Most of the time it's best to ignore the sclerotic rumblings of The New York Times' op-ed columnist William Safire, but today's jeremiad against the Kerry camp is nothing but disingenuous.
Safire spends some 700 words excoriating the Kerry campaign for drawing attention to Mary Cheney's sexual preference in the third and final presidential debate.
It's not my purpose to defend Kerry on this point. For Kerry to have brought up Mary Cheney again, after John Edwards had done it once in the vice presidential debates, was certainly a lapse of judgement, but what the Republican Party would have you believe, and this is the crux, is that by "outing" Mary Cheney, the Democrats were gunning for a cheap smear. Nothing could be further from the truth, and it is this line of attack that lays open the heart of today's GOP.
Kerry's mistake was to further subject Mary Cheney to the same public scrutiny that has plagued the family members of presidents and presidential candidates alike.
Yet amid all the hubub, it might be easy to forget why this is an issue at all. President George W. Bush pledged his support to Colorado Representative Marilyn Musgrave for a constitutional amendment to ban gay marriage three months before he made his public announcement in February of this year. Bush and the GOP intended to make gay marriage a wedge issue in a sordid attempt to divide the American public by appealing to the basest of human emotions, the fear of difference and the fear of the unknown.
One would do well to remember that all this mock outrage comes from the very same party that under former president Ronald Reagan did everything it could to distance itself from the AIDS crisis, buoyed by the belief that AIDS was merely a "gay" disease. And from the bowels of the GOP's reactionary wing, the so-called moral majority, we were told that AIDS was God's scourge on homosexuals.
To his credit Safire came out against a constitutional amendment to ban gay marriage, but regrettably he is no stranger to the art of the slur. Safire's role in amplifying the outrageous accusations that Bill and Hillary Clinton may have had a hand in the death of Vince Foster is a rancor that should not be forgotten.

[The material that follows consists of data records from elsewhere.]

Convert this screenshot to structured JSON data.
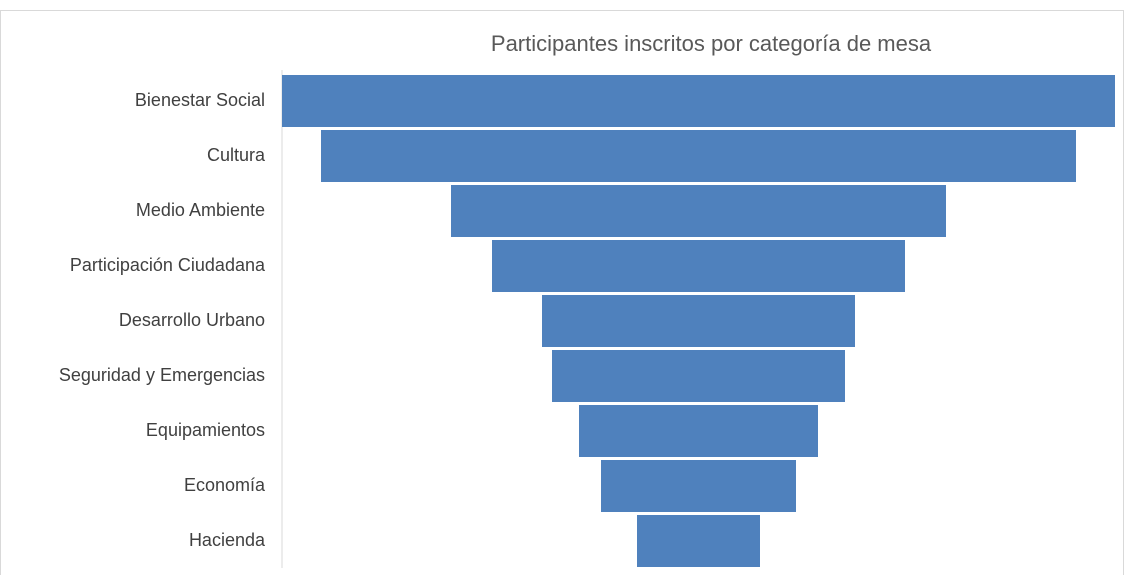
{
  "chart_data": {
    "type": "funnel",
    "title": "Participantes inscritos por categoría de mesa",
    "categories": [
      "Bienestar Social",
      "Cultura",
      "Medio Ambiente",
      "Participación Ciudadana",
      "Desarrollo Urbano",
      "Seguridad y Emergencias",
      "Equipamientos",
      "Economía",
      "Hacienda"
    ],
    "values": [
      833,
      755,
      495,
      413,
      313,
      293,
      239,
      195,
      123
    ],
    "color": "#4f81bd"
  }
}
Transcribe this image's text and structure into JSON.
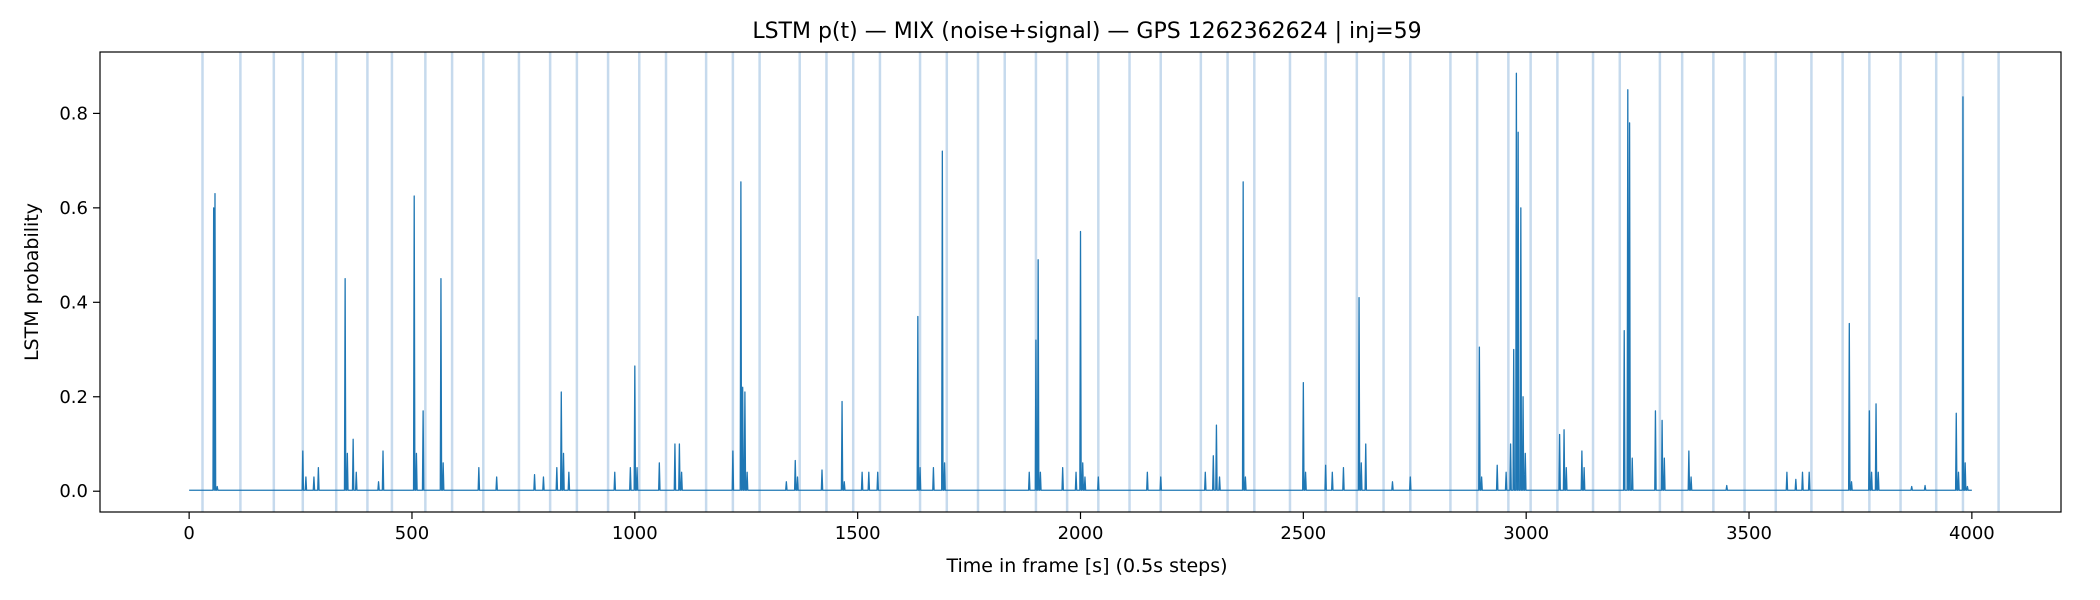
{
  "chart_data": {
    "type": "line",
    "title": "LSTM p(t) — MIX (noise+signal) — GPS 1262362624 | inj=59",
    "xlabel": "Time in frame [s] (0.5s steps)",
    "ylabel": "LSTM probability",
    "xlim": [
      -200,
      4200
    ],
    "ylim": [
      -0.044,
      0.93
    ],
    "xticks": [
      0,
      500,
      1000,
      1500,
      2000,
      2500,
      3000,
      3500,
      4000
    ],
    "yticks": [
      0.0,
      0.2,
      0.4,
      0.6,
      0.8
    ],
    "grid": false,
    "line_color": "#1f77b4",
    "band_color": "#aecbe6",
    "injection_count": 59,
    "injection_times": [
      30,
      115,
      190,
      255,
      330,
      400,
      455,
      530,
      590,
      660,
      740,
      810,
      870,
      940,
      1010,
      1070,
      1160,
      1220,
      1280,
      1370,
      1430,
      1490,
      1550,
      1640,
      1700,
      1770,
      1830,
      1900,
      1970,
      2040,
      2110,
      2180,
      2270,
      2330,
      2390,
      2470,
      2550,
      2620,
      2680,
      2740,
      2830,
      2890,
      2960,
      3010,
      3070,
      3150,
      3210,
      3300,
      3350,
      3420,
      3490,
      3560,
      3640,
      3710,
      3770,
      3840,
      3920,
      3980,
      4060
    ],
    "baseline": 0.002,
    "peaks": [
      [
        55,
        0.6
      ],
      [
        58,
        0.63
      ],
      [
        63,
        0.01
      ],
      [
        255,
        0.085
      ],
      [
        262,
        0.03
      ],
      [
        280,
        0.03
      ],
      [
        290,
        0.05
      ],
      [
        350,
        0.45
      ],
      [
        355,
        0.08
      ],
      [
        368,
        0.11
      ],
      [
        375,
        0.04
      ],
      [
        425,
        0.02
      ],
      [
        435,
        0.085
      ],
      [
        505,
        0.625
      ],
      [
        510,
        0.08
      ],
      [
        525,
        0.17
      ],
      [
        565,
        0.45
      ],
      [
        570,
        0.06
      ],
      [
        650,
        0.05
      ],
      [
        690,
        0.03
      ],
      [
        775,
        0.035
      ],
      [
        795,
        0.03
      ],
      [
        825,
        0.05
      ],
      [
        835,
        0.21
      ],
      [
        840,
        0.08
      ],
      [
        852,
        0.04
      ],
      [
        955,
        0.04
      ],
      [
        990,
        0.05
      ],
      [
        1000,
        0.265
      ],
      [
        1005,
        0.05
      ],
      [
        1055,
        0.06
      ],
      [
        1090,
        0.1
      ],
      [
        1100,
        0.1
      ],
      [
        1105,
        0.04
      ],
      [
        1220,
        0.085
      ],
      [
        1238,
        0.655
      ],
      [
        1242,
        0.22
      ],
      [
        1247,
        0.21
      ],
      [
        1252,
        0.04
      ],
      [
        1340,
        0.02
      ],
      [
        1360,
        0.065
      ],
      [
        1365,
        0.03
      ],
      [
        1420,
        0.045
      ],
      [
        1465,
        0.19
      ],
      [
        1470,
        0.02
      ],
      [
        1510,
        0.04
      ],
      [
        1525,
        0.04
      ],
      [
        1545,
        0.04
      ],
      [
        1635,
        0.37
      ],
      [
        1640,
        0.05
      ],
      [
        1670,
        0.05
      ],
      [
        1690,
        0.72
      ],
      [
        1695,
        0.06
      ],
      [
        1885,
        0.04
      ],
      [
        1900,
        0.32
      ],
      [
        1905,
        0.49
      ],
      [
        1910,
        0.04
      ],
      [
        1960,
        0.05
      ],
      [
        1990,
        0.04
      ],
      [
        2000,
        0.55
      ],
      [
        2005,
        0.06
      ],
      [
        2010,
        0.03
      ],
      [
        2040,
        0.03
      ],
      [
        2150,
        0.04
      ],
      [
        2180,
        0.03
      ],
      [
        2280,
        0.04
      ],
      [
        2298,
        0.075
      ],
      [
        2305,
        0.14
      ],
      [
        2312,
        0.03
      ],
      [
        2365,
        0.655
      ],
      [
        2370,
        0.03
      ],
      [
        2500,
        0.23
      ],
      [
        2505,
        0.04
      ],
      [
        2550,
        0.055
      ],
      [
        2565,
        0.04
      ],
      [
        2590,
        0.05
      ],
      [
        2625,
        0.41
      ],
      [
        2630,
        0.06
      ],
      [
        2640,
        0.1
      ],
      [
        2700,
        0.02
      ],
      [
        2740,
        0.03
      ],
      [
        2895,
        0.305
      ],
      [
        2900,
        0.03
      ],
      [
        2935,
        0.055
      ],
      [
        2955,
        0.04
      ],
      [
        2965,
        0.1
      ],
      [
        2972,
        0.3
      ],
      [
        2978,
        0.885
      ],
      [
        2982,
        0.76
      ],
      [
        2988,
        0.6
      ],
      [
        2993,
        0.2
      ],
      [
        2998,
        0.08
      ],
      [
        3075,
        0.12
      ],
      [
        3085,
        0.13
      ],
      [
        3090,
        0.05
      ],
      [
        3125,
        0.085
      ],
      [
        3130,
        0.05
      ],
      [
        3220,
        0.34
      ],
      [
        3228,
        0.85
      ],
      [
        3232,
        0.78
      ],
      [
        3238,
        0.07
      ],
      [
        3290,
        0.17
      ],
      [
        3305,
        0.15
      ],
      [
        3310,
        0.07
      ],
      [
        3365,
        0.085
      ],
      [
        3370,
        0.03
      ],
      [
        3450,
        0.012
      ],
      [
        3585,
        0.04
      ],
      [
        3605,
        0.025
      ],
      [
        3620,
        0.04
      ],
      [
        3635,
        0.04
      ],
      [
        3725,
        0.355
      ],
      [
        3730,
        0.02
      ],
      [
        3770,
        0.17
      ],
      [
        3775,
        0.04
      ],
      [
        3785,
        0.185
      ],
      [
        3790,
        0.04
      ],
      [
        3865,
        0.01
      ],
      [
        3895,
        0.012
      ],
      [
        3965,
        0.165
      ],
      [
        3970,
        0.04
      ],
      [
        3980,
        0.835
      ],
      [
        3985,
        0.06
      ],
      [
        3990,
        0.01
      ]
    ]
  }
}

Safire, a man who once accused a sitting president of murder, is now chastising Senator Kerry for telling the truth.
Safire ends his column by urging Republicans to quote the words of Senator Joseph Welch:
Have you no sense of decency, sir, at long last? Have you left no sense of decency?"Yet coy Bill neglects to give this famous piece of Americana its rightful context. These words were spoken to Senator Joseph McCarthy during the Senate subcommittee on un-American activities hearings in 1954. It was a pivotal moment that both undermined McCarthy's communist witchhunt, and eventually destroyed his reputation.
William Safire has no moral integrity. Drawing a parallel between Kerry's poorly thought out gambit and the slanderous lies of the McCarthy era is scabrous, cheap and intellectually dishonest.